Paraguai: Conflito no campo pode ser usado para avanço neoliberal

No sábado (17), o Paraguai sofreu um atentado realizado, supostamente, pelo EPP – Exército do Povo Paraguaio. Trata-se do sequestro e assassinato de quatro seguranças da fazenda Lagunita, propriedade do brasileiro Renato Recender, localizada na região de São Pedro, município de Tacuatí.

Por Mariana Serafini, especial para o Portal Vermelho

Camponesa protesta no Paraguai

O atentado aconteceu por volta das 15h30, quando um grupo armado sequestrou os seguranças da fazenda e os levou para cerca de 3 km de distância. Um dos sequestrados foi liberado e conseguiu pedir ajuda, porém a polícia só chegou após os outros quatro já terem sido executados.

A questão agora ganha contornos complexos. O atentado aconteceu em uma das regiões no Paraguai onde mais existem grupos camponeses que resistem ao sistema de grandes produtores de soja e lutam pela reforma agrária. O ministro do interior do Paraguai, Francisco de Vargas, já sinalizou que o governo vai intensificar a luta contra os “grupos terroristas”, porém, o ativista dos Direitos Humanos, Abel Irala, afirmou que pela primeira vez um ministro do interior tratou o EPP desta forma.

Em entrevista a veículos de comunicação do Paraguai, Irala sinalizou sua preocupação quanto às medidas neoliberais que o governo de Horácio Cartes pode tomar a partir do atentado. Ele acredita que este crime pode dar margem para o aumento da perseguição e criminalização dos movimentos sociais, medida essa já intensificada durante o governo de Federico Franco (Partido Liberal).

Irala deixa claro que a situação precisa ser analisada sob várias perspectivas, mas não se pode deixar de descartar que o Paraguai já conta com serviços de inteligência ligados aos Estados Unicos, cujo objetivo é desarticular a resistência campesina. Entre os grupos estão: CIA, Plano Colômbia e Mossad – inteligência secreta de Israel. Segundo ele, já faz tempo que o Paraguai se prepara para a luta “antiterrorista” e este atentado dá carta verde para o país intensificar as negociações com os Estados Unidos. "Nós sabemos que há um trabalho de inteligência que vem sendo desenvolvido na região com o apoio de importantes grupos internacionais na questão da segurança e inteligência na luta contra a insurgência, e se chama CIA, Gaula [Grupo de Ação Unificada Pela Libertação Pessoal] e Plano Colômbia", denuncia.

Golpe Legitimado e criminalização dos movimentos sociais

O atentado aconteceu dois dias depois de o novo presidente ter tomado posse, por isso, o ativista dos Direitos Humanos afirma que “os primeiros cem dias do governo serão voltados penas para intensificar ações de repressão aos grupos campesinos com a desculpa de combater o terrorismo”. Vale lembrar que o líder camponês Lorenzo Areco foi assassinado um dia antes da posse de Cartes no município de Yby Yau e o governo não fez nenhum pronunciamento a respeito.
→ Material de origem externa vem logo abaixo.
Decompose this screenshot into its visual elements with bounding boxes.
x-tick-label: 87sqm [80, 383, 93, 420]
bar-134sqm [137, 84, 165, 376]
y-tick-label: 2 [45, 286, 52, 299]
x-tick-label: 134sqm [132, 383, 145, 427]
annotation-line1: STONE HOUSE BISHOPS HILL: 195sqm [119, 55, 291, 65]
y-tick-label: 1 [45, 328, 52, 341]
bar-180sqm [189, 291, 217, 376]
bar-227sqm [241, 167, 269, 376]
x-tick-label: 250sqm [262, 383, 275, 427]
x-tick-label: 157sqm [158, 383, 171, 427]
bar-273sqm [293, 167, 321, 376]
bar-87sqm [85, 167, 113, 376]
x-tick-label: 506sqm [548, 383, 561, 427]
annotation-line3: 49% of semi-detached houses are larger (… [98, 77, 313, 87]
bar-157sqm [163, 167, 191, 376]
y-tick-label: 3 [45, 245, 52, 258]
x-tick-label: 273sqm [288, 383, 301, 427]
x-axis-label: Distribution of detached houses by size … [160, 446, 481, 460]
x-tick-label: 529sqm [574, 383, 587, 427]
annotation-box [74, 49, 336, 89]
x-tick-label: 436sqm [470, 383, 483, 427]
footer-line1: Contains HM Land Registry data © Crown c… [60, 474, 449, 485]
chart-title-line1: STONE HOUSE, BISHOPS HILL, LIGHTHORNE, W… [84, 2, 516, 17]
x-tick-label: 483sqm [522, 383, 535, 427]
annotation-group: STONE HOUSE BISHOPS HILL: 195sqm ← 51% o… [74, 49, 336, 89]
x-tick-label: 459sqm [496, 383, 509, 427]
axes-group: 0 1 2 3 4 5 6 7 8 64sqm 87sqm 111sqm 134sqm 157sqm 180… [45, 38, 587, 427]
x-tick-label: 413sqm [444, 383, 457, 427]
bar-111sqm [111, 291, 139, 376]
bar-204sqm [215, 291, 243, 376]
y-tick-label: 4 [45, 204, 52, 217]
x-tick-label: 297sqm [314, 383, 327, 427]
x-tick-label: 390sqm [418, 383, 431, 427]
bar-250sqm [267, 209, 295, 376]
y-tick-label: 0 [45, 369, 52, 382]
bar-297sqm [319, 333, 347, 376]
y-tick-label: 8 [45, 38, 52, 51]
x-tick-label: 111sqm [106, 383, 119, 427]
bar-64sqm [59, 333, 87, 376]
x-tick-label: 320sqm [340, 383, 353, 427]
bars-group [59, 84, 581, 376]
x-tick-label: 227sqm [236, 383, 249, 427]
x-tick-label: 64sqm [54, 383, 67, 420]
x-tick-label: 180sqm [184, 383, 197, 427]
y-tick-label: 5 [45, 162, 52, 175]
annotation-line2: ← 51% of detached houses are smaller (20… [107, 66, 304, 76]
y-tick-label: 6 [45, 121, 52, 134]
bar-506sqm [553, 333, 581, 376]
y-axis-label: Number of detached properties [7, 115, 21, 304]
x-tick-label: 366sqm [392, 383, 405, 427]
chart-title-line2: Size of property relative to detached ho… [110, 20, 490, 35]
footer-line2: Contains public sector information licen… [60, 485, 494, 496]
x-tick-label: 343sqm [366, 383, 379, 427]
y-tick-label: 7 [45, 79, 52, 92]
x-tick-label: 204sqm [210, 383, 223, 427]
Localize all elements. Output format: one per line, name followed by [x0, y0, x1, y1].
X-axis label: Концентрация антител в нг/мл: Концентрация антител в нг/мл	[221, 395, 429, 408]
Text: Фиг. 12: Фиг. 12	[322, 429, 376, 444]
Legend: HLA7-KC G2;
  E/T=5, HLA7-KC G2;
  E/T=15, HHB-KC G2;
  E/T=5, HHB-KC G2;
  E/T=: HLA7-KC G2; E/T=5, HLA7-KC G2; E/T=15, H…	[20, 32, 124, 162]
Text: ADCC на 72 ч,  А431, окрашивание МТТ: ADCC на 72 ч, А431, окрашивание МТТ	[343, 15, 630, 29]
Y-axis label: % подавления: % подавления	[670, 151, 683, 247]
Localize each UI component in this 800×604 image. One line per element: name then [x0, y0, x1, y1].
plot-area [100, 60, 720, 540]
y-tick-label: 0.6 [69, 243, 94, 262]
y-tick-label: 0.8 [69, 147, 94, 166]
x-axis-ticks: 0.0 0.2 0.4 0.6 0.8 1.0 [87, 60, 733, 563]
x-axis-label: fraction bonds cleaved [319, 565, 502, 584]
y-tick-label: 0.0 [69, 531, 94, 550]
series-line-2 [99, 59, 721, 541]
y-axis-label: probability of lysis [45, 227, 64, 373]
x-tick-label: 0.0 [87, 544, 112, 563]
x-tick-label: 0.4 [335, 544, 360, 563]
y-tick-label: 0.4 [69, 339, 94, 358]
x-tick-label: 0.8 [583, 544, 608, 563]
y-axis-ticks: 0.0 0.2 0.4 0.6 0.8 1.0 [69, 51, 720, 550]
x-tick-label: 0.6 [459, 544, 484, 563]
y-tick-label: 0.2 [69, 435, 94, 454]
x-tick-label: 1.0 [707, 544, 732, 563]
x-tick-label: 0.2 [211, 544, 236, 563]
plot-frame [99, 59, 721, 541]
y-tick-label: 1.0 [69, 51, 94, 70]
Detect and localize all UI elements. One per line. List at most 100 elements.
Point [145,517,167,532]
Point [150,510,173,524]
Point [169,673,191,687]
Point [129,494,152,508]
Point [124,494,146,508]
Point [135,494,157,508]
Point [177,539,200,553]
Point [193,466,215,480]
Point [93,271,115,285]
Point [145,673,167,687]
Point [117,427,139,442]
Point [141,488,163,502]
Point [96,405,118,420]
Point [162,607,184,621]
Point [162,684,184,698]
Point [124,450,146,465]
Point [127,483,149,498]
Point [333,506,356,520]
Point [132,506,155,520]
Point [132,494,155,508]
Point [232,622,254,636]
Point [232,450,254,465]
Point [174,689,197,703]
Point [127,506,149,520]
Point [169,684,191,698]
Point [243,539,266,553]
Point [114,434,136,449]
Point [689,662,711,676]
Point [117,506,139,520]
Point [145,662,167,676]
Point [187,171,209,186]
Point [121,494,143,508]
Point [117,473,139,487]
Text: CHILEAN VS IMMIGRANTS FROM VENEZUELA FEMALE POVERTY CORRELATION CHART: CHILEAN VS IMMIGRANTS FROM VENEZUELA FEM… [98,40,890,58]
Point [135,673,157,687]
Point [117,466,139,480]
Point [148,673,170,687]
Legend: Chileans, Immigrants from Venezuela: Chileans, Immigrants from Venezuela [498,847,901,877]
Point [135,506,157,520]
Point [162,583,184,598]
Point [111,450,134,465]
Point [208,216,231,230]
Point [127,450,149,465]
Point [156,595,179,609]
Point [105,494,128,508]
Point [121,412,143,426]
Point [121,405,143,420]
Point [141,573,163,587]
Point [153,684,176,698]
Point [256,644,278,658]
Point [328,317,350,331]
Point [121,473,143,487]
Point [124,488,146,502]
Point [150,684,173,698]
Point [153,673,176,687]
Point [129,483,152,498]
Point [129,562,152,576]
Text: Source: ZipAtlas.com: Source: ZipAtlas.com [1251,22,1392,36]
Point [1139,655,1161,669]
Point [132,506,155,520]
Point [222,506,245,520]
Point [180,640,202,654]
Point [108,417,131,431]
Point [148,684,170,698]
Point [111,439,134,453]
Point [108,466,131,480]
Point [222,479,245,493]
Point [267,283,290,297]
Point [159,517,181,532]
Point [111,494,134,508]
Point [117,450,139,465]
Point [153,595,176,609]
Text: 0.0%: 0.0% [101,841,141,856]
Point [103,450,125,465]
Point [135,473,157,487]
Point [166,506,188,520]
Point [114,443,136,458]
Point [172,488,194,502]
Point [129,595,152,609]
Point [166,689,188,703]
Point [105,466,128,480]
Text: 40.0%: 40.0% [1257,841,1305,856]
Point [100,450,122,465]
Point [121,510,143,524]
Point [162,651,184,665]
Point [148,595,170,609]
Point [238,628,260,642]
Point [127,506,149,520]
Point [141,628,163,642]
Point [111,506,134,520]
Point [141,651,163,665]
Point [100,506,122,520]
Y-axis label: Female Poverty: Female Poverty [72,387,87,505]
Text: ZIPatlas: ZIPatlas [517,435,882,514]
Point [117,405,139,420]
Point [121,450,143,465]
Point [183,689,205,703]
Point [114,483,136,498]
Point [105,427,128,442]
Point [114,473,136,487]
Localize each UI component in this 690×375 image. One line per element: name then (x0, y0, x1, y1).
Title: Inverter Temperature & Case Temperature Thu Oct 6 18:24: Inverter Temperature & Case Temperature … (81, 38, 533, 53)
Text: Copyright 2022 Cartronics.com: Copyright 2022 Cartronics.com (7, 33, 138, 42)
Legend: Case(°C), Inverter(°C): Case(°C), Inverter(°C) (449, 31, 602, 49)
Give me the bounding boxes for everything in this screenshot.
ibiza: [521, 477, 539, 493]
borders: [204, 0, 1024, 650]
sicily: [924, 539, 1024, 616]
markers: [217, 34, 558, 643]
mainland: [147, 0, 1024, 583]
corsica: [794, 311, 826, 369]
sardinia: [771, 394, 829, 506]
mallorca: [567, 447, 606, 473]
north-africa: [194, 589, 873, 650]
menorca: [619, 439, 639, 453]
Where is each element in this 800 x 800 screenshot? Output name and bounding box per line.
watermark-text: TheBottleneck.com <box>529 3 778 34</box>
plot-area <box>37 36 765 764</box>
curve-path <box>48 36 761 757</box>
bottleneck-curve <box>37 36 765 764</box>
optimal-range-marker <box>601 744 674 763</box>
Este foi o quarto assassinato seletivo realizado nos últimos dez meses no Paraguai.

Em entrevista ao Portal Vermelho, um dia antes do atentado, Cecília Vuyk, militante do Movimento 15 de Junho – movimento social criado para lutar pela questão da reforma agrária – já sinalizava preocupação quanto à intensificação da perseguição à luta campesina.

Segundo ela, foi um erro a esquerda paraguaia ter concorrido novamente às eleições presidenciais, isso legitimou o Golpe Parlamentar realizado em 21 de junho de 2012 que depôs o então presidente Fernando Lugo. Agora que o país volta, supostamente, ao regime democrático, a solidariedade internacional com os movimentos sociais perde a intensidade. Assim, a luta camponesa pela reforma agrária fica mais vulnerável às medidas extremistas sinalizadas pelo governo de Horácio Cartes.

O militante do mesmo movimento, Alberto Britez, considera que “o governo do partido Colorado vai desenvolver um capitalismo moderno vinculado ao agronegócio sobre um sistema quase feudal que ainda existe no Paraguai”.